Wednesday, April 27, 2016

Game Scene Blog 6 - Texturing

This week I've added the base colors to all of the objects for my game scene. I was in the process of testing some Substance materials / smart materials for some of my objects to see what I could come up with, however nothing looked quite right. The assets are more stylized and painterly in StarCraft so I'm wondering how I will compromise between the original assets and ones realistically achievable in Substance. Perhaps I will use Photoshop in order to get the more intricate designs done. I'm not sure how much we are allowed to do in Photoshop actually.

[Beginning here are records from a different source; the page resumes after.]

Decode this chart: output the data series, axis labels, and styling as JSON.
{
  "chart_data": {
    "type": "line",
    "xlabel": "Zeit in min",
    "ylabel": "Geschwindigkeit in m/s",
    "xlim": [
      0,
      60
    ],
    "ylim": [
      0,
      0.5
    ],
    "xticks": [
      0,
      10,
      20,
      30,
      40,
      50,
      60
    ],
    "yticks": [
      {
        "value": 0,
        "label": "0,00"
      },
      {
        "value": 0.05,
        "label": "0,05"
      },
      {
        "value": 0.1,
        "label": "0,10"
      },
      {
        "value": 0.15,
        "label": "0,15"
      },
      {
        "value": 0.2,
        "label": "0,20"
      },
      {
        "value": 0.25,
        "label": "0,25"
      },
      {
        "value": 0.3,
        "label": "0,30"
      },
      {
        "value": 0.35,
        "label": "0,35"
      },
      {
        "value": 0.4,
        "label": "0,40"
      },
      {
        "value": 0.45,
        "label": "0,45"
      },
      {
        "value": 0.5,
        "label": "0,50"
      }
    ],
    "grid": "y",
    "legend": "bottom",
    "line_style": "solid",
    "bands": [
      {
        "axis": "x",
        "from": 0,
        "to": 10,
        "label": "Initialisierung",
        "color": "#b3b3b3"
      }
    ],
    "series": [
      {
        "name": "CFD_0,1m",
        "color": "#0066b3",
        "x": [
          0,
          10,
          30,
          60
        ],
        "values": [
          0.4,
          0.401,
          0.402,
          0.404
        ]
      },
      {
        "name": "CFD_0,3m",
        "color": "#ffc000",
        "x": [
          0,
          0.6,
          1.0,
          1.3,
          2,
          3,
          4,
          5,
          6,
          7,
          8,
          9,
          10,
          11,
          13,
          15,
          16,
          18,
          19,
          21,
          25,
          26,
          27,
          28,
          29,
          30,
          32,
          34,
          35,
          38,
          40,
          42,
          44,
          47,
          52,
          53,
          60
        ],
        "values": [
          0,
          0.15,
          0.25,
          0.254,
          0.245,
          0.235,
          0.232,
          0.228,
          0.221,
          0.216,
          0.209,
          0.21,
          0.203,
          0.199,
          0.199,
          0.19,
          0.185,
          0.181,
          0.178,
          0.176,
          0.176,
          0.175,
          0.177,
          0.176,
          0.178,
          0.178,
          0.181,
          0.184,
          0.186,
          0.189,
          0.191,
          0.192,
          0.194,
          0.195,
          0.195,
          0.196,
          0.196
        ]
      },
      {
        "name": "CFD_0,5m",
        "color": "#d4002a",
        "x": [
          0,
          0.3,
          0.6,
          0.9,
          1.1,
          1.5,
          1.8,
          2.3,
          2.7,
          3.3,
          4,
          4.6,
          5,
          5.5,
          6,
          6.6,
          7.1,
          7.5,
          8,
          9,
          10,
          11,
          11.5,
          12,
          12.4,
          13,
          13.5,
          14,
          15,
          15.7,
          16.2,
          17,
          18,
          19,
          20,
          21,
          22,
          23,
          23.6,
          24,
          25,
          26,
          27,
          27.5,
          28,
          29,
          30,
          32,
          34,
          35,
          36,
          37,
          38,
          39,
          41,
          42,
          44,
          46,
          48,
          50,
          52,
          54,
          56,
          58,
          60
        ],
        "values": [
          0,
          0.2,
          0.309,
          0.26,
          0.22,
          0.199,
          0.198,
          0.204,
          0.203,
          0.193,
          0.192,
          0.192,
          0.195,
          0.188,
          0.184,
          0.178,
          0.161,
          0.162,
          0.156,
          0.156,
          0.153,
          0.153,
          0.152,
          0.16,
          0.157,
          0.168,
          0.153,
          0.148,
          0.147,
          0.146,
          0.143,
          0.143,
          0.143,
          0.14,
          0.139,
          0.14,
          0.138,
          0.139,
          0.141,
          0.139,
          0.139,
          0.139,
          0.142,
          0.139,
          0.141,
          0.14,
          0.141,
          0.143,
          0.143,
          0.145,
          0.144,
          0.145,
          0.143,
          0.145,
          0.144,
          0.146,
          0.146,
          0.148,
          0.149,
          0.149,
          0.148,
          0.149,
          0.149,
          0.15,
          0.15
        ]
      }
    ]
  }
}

With the base colors complete, I will be adding more complex details by next week.
 





Wednesday, April 13, 2016

Game Scene Blog 5 - Normal Baking + Texturing

I've moved to Substance Painter now to begin making the texture maps. Right now I am working on baking the normal maps for all of the objects. I've been messing with the poly count of the low and high poly in order for there to be less critical seams in the normal maps. Because of the amount of tris in my low poly, some of the normal maps baked with obvious distortion so I had to go back and either up the poly count on the low poly or reduce in the high poly. Now that I'm done with the normal map baking, I will be moving on to texturing. By next update I want all of the objects to have basic textures. Once all of the objects have their base colors in order, I will start adding more detail in the texture.



FireHouse Final

This is my final FireHouse modular model. In total it reaches 21k tris and 13k verts, most of it going towards the rounded trims on the building. I spent most of my time with the building's multitude of trims. I had difficulty with the corners until I discovered a technique where you can alter the rotate options to Step Snap at 45 degrees, which I applied to the vertices, and then duplicate it over to the other side to form a corner. This allowed me to make more precise corners with minimal touch-up, which was nice! Texturing in Substance was a lot easier when I utilized materials. It's a super powerful way to crank out appealing textures.

Here is the link to my FireHouse in Sketchfab:

Tuesday, April 5, 2016

Game Scene Blog 4 - Modeling + UVing

I'm done with modeling and UVing! I've also made the high poly of each object for normal map baking except for the mineral (when I attempted to do Mesh > Smooth it becomes majorly contorted, I'm guessing due to the points and triangles. Because the mineral has hard edges anyway, I decided not make a high poly of it). The assimilator and gateway definitely took me longer to model than everything else because they're such weird, unnatural shapes, but I've got it as accurate as I could. Now that I'm done with the Maya portion, my next step is to go into Substance and begin texturing!

The final tri count is as follows:
Nexus: 2968 tris and 1659 verts
Forge: 1644 tris and 918 verts
Gateway: 1496 tris and 912 verts
Minerals: 172 tris and 108 verts
Pylon: 734 tris and 377 verts
Assimilator: 1572 tris and 878 verts







Monday, April 4, 2016

Fire House Progress 1

For this project we are modeling a modular version of the building from Ghostbusters.

So far I have the modular wall pieces measured, UVed and put together to create the base building. I also have all of the types of trims the building will have created. The next step will be to UV the trim, create corners (using the multi-cut tool and making edge loops at a 45 degree angle), and piece them together onto the modular building. Once everything has been completely modeled and set up, I will move on to texturing the pieces in Substance Painter.